Last weekend my family and I attended the Scottish Festival and Highland Games at Thanksgiving Point in Lehi, UT. We have been four years in a row, each time standing in the rain for several hours to watch musicians, dancers, and the other assorted groups that congregate at events like this. My brother-in-law plays in a pipe and drum band; my daughter danced with an Irish dance team this year.
Though Scottish Festivals are everywhere, they are at the margins of the mainstream culture. You never see one featured on television; no cultural icon has emerged from the Scottish Fest circuit; they shape no political movement; they make no dent on the economy. And the festival at Thanksgiving Point (and its little sister in Payson, UT held every July) are on the margins of the margins—small towns, small festivals, no massive clustering of Scots in the surrounding district.
But the festival is evidence of the power of learning on the margins. While a few of the people there may make some money from their participation in the event (small merchants, for example, who deal in henna tattoos, kilts, swords, and Celtic memorabilia), all of the participants are dedicated experts in their fields. My guess is that most are self-taught, or that they learned their skills in a self-organized setting. My brother-in-law’s band, for example, has no paid staff or instructor.

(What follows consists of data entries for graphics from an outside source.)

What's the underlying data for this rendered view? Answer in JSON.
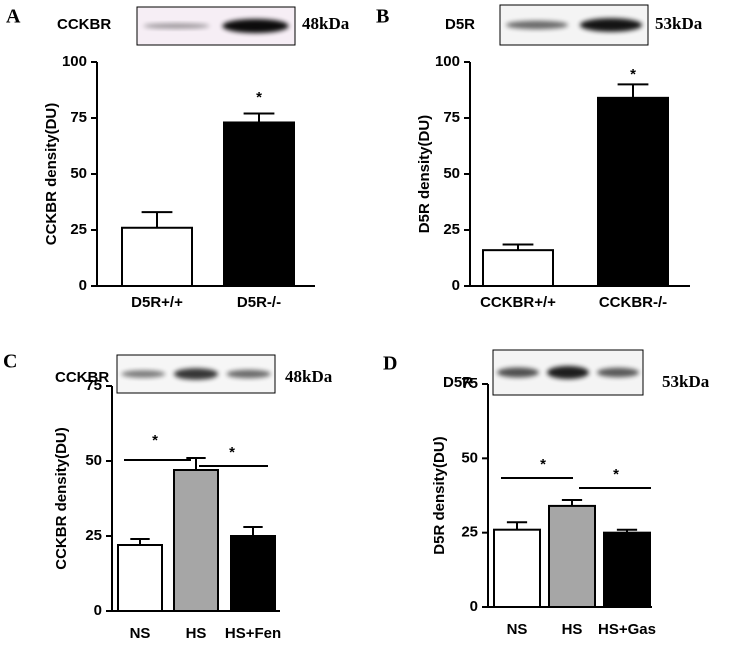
{
  "chart_data": [
    {
      "type": "bar",
      "panel": "A",
      "blot_label": "CCKBR",
      "blot_size": "48kDa",
      "y_label": "CCKBR density(DU)",
      "categories": [
        "D5R+/+",
        "D5R-/-"
      ],
      "values": [
        26,
        73
      ],
      "errors": [
        7,
        4
      ],
      "colors": [
        "#ffffff",
        "#000000"
      ],
      "ylim": [
        0,
        100
      ],
      "yticks": [
        0,
        25,
        50,
        75,
        100
      ],
      "annotations": [
        "*"
      ]
    },
    {
      "type": "bar",
      "panel": "B",
      "blot_label": "D5R",
      "blot_size": "53kDa",
      "y_label": "D5R density(DU)",
      "categories": [
        "CCKBR+/+",
        "CCKBR-/-"
      ],
      "values": [
        16,
        84
      ],
      "errors": [
        2.5,
        6
      ],
      "colors": [
        "#ffffff",
        "#000000"
      ],
      "ylim": [
        0,
        100
      ],
      "yticks": [
        0,
        25,
        50,
        75,
        100
      ],
      "annotations": [
        "*"
      ]
    },
    {
      "type": "bar",
      "panel": "C",
      "blot_label": "CCKBR",
      "blot_size": "48kDa",
      "y_label": "CCKBR density(DU)",
      "categories": [
        "NS",
        "HS",
        "HS+Fen"
      ],
      "values": [
        22,
        47,
        25
      ],
      "errors": [
        2,
        4,
        3
      ],
      "colors": [
        "#ffffff",
        "#a6a6a6",
        "#000000"
      ],
      "ylim": [
        0,
        75
      ],
      "yticks": [
        0,
        25,
        50,
        75
      ],
      "annotations": [
        "*",
        "*"
      ]
    },
    {
      "type": "bar",
      "panel": "D",
      "blot_label": "D5R",
      "blot_size": "53kDa",
      "y_label": "D5R density(DU)",
      "categories": [
        "NS",
        "HS",
        "HS+Gas"
      ],
      "values": [
        26,
        34,
        25
      ],
      "errors": [
        2.5,
        2,
        1
      ],
      "colors": [
        "#ffffff",
        "#a6a6a6",
        "#000000"
      ],
      "ylim": [
        0,
        75
      ],
      "yticks": [
        0,
        25,
        50,
        75
      ],
      "annotations": [
        "*",
        "*"
      ]
    }
  ]
}
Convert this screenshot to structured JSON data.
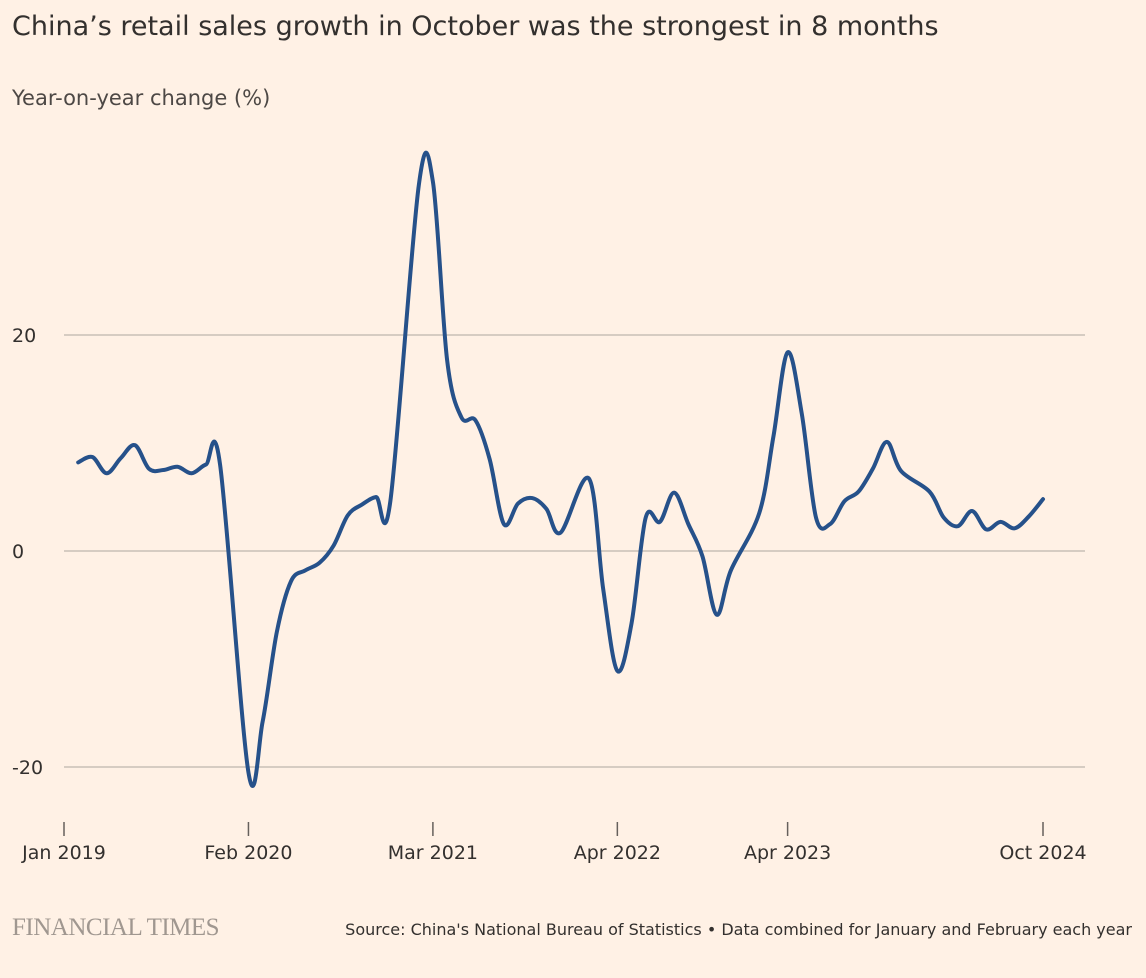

More-skilled pipers and drummers teach their less-skilled counterparts. My daughter’s Irish dance troupe is the sort of endeavor that exists everywhere—a few teachers leading a passel of young kids in a skill that they themselves picked up from another teacher years ago. Representatives from various Scottish clans trade genealogical wisdom. And the participants in the Highland Games who toss bales, or throw capers learn that skill by practicing in parks and competing week after week in festivals.
Festivals like this one play three roles in marginal learning. First, they unite the subcultures that otherwise exist apart from each other, showing them that their efforts add up to something big (I would guess 3,000 people attended, paying $12/ticket to enter the festival). Second, they create new cultures, as fans of genealogy brush up against partisans of Celtic music who rub shoulders with a gothic/new age group who sees some convergence in paganism, environmentalism, Asian art, and heavy black make-up. That is to say that Scottish festivals are building new cultural understandings between people who otherwise don’t talk. And third, they are public proofs of learning. When dancers dance for prizes, or pipe and drum bands compete, or sheaf tossers break records they are demonstrating learning as surely as students do when they take a test.
If learning outside of the system of schooling is essential for the well-being of communities and humans, and if that learning will be largely self-organized, then the festival takes the place of the school building. It is the infrastructure for learning on the margins, the place without which learning remains simply an individual pursuit.